Any individual experiencing these symptoms should seek immediate medical attention and go to an emergency department in a nearby hospital. Many individuals who have experienced these symptoms require ventilators and additional medical care to manage respiratory functions and pain. They will also need to be quarantined for a minimum of 14 days or five days until after symptoms have improved, whichever is longer.

How does COVID-19 spread

The main form of transmission for COVID-19 is through respiratory droplets that are produced when a person talks, coughs or sneezes. These droplets may be inhaled by a person in close range or touched from surfaces that they land on.

Many people without symptoms of COVID-19 can also carry and spread the disease. Droplets survive on surfaces for hours and can be picked up by anyone who comes into contact with those surfaces. Hence it is always important to wash your hands and maintain social distancing of at least 6 feet from one another.

What to do if you have been exposed to COVID-19

Doctors warn that anyone might be infected with COVID-19 and many who have contracted the disease show little to no symptoms. Anyone can be exposed to COVID-19 if they live with a sick person in the same home, are caring for a person with COVID-19, or have come into contact with someone with COVID-19.
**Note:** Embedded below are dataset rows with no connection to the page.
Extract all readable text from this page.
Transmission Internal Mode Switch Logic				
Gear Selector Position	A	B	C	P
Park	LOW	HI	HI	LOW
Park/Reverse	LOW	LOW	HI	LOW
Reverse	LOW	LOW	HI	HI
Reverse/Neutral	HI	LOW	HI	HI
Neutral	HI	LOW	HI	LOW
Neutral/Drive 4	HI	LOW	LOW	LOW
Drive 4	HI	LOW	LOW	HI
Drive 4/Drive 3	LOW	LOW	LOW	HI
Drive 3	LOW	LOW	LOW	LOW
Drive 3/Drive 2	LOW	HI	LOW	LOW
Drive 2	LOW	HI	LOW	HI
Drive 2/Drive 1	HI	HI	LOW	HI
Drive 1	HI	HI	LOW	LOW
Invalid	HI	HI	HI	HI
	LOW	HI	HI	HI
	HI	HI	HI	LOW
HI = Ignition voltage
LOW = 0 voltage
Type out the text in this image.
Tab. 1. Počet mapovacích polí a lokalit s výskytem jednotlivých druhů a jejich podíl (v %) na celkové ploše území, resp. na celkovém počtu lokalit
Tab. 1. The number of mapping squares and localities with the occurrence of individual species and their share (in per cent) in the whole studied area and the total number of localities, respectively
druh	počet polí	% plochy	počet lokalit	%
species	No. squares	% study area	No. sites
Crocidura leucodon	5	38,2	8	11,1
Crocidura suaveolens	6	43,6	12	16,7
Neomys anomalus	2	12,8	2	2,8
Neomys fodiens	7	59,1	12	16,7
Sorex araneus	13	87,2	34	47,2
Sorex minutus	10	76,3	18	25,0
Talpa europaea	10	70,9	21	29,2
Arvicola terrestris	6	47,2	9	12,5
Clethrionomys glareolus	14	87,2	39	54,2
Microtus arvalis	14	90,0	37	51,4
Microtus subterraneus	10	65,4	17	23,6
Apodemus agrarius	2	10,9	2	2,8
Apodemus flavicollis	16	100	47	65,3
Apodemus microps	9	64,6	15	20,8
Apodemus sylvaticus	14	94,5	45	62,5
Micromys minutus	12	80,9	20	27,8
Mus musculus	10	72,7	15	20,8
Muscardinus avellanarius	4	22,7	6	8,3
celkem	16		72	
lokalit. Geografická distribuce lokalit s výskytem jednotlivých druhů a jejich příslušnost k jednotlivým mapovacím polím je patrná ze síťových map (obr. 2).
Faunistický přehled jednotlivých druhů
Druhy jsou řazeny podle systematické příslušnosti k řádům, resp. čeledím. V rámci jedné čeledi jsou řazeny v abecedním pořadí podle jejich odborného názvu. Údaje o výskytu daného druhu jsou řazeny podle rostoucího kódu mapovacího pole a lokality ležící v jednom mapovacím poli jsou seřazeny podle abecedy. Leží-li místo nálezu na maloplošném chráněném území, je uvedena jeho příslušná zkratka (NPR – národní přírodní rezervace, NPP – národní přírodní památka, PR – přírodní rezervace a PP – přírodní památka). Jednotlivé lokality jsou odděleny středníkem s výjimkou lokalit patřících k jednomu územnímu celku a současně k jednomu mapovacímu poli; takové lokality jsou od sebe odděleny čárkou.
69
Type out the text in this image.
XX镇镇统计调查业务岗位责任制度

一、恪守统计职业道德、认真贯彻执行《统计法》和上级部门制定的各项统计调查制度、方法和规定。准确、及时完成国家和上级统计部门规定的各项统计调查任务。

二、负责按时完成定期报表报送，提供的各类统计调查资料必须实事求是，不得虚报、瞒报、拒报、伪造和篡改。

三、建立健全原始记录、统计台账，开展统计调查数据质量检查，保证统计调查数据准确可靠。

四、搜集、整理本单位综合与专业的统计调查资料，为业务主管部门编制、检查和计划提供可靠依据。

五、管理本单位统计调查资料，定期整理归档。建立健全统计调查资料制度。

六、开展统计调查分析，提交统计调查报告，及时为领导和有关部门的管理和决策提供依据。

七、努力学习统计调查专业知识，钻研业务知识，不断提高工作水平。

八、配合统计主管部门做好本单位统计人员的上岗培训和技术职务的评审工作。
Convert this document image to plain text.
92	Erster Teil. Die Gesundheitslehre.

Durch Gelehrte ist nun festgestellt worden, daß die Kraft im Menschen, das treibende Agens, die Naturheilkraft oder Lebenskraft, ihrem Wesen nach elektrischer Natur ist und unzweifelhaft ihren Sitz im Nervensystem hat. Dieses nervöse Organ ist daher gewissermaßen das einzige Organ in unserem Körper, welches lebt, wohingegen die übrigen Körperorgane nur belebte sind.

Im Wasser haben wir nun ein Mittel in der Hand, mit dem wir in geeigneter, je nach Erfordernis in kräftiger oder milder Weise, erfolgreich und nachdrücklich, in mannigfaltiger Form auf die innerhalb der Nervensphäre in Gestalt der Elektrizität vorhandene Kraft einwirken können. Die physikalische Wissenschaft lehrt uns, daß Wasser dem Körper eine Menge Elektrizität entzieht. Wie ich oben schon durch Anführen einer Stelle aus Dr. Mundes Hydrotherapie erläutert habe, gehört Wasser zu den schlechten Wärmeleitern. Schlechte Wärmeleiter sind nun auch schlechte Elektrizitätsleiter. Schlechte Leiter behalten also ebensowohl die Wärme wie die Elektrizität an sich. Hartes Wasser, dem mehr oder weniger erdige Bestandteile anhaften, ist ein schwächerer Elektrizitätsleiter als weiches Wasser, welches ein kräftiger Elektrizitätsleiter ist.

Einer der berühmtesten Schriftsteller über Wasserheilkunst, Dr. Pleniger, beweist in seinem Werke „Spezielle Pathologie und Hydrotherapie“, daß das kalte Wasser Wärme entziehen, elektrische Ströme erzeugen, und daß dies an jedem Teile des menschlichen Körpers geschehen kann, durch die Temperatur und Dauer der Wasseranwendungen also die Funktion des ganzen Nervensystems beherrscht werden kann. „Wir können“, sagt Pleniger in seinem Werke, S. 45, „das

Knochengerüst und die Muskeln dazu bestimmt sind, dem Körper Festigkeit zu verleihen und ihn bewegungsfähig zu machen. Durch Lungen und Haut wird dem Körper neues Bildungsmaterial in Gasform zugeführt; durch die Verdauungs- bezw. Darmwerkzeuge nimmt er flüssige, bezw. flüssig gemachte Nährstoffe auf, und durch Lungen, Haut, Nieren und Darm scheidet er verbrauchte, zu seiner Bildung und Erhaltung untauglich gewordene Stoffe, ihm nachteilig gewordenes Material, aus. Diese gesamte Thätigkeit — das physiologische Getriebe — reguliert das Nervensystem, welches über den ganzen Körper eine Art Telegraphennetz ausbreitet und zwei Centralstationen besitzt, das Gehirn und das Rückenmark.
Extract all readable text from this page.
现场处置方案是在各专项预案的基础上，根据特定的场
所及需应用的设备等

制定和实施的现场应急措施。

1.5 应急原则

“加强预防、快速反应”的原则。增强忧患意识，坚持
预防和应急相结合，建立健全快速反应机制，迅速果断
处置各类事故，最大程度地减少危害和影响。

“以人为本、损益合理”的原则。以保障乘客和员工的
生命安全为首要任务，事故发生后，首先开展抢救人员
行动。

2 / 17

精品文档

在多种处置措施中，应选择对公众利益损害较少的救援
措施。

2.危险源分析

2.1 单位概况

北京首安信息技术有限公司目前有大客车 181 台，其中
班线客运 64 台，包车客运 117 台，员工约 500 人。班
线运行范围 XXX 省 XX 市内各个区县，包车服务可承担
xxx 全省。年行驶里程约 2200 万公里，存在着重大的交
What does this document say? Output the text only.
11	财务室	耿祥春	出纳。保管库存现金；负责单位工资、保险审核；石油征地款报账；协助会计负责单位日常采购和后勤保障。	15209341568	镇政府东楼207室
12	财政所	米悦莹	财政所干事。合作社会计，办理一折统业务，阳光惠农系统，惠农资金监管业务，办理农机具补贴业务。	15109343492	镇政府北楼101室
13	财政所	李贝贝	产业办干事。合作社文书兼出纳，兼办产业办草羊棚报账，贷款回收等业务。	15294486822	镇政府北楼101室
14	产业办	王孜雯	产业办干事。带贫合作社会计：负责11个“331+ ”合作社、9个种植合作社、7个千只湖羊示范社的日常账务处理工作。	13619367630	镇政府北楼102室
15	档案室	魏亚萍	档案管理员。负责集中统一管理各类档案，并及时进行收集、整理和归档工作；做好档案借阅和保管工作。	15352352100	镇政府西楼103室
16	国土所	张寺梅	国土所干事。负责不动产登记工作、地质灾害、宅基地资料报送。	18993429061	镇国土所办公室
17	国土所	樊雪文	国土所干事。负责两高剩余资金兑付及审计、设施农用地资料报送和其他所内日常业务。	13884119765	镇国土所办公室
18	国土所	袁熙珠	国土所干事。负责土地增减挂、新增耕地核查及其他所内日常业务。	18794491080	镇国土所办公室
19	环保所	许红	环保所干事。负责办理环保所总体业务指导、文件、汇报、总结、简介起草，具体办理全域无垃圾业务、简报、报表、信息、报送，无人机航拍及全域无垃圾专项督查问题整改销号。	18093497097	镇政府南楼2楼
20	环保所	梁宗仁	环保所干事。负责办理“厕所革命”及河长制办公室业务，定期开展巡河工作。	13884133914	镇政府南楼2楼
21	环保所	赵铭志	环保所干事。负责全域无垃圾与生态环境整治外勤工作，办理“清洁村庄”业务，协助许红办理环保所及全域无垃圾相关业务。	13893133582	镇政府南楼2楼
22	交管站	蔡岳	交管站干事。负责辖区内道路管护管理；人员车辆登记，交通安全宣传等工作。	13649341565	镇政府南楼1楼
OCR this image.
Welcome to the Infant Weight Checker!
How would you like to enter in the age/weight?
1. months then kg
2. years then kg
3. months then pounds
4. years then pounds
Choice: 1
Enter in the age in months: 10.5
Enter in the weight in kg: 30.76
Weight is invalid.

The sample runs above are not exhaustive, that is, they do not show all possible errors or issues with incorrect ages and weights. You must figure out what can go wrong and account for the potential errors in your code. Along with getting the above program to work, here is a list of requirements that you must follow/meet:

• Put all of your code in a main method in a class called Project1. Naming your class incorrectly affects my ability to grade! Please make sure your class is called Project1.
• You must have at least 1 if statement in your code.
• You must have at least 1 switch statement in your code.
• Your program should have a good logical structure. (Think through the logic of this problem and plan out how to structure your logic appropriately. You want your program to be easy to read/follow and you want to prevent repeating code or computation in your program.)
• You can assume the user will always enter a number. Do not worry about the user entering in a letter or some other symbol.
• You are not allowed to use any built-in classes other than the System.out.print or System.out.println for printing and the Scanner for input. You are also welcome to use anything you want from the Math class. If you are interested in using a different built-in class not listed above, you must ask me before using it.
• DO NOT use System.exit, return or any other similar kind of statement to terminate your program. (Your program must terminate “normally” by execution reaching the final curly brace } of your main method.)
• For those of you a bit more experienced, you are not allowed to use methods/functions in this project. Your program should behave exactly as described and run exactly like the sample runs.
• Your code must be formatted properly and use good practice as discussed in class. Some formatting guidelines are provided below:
If you suspect or know that you have been exposed to someone with COVID-19, it is important to understand the risks and monitor for symptoms immediately. Within the first 14 days, check for fever or coughing. Even if you do not show symptoms, you should stay home and avoid going to public or crowded places where you might then expose the disease to others around you.

If you do develop symptoms, a self-quarantine is the best way to prevent spreading the disease. Contact your doctor’s office to inform them of your symptoms. Your doctor will want to monitor your health and may also request for you to be tested should your symptoms get worse.

Currently, there are no vaccines or treatments for those who have contracted COVID-19. Medical staff in hospitals are only able to help manage and symptoms and try to prevent any respiratory infections from becoming worse. It is important to always keep your distance and stay home to prevent spreading or contracting the disease. If you do have to go outside, wear a face mask and remember to wash your hands.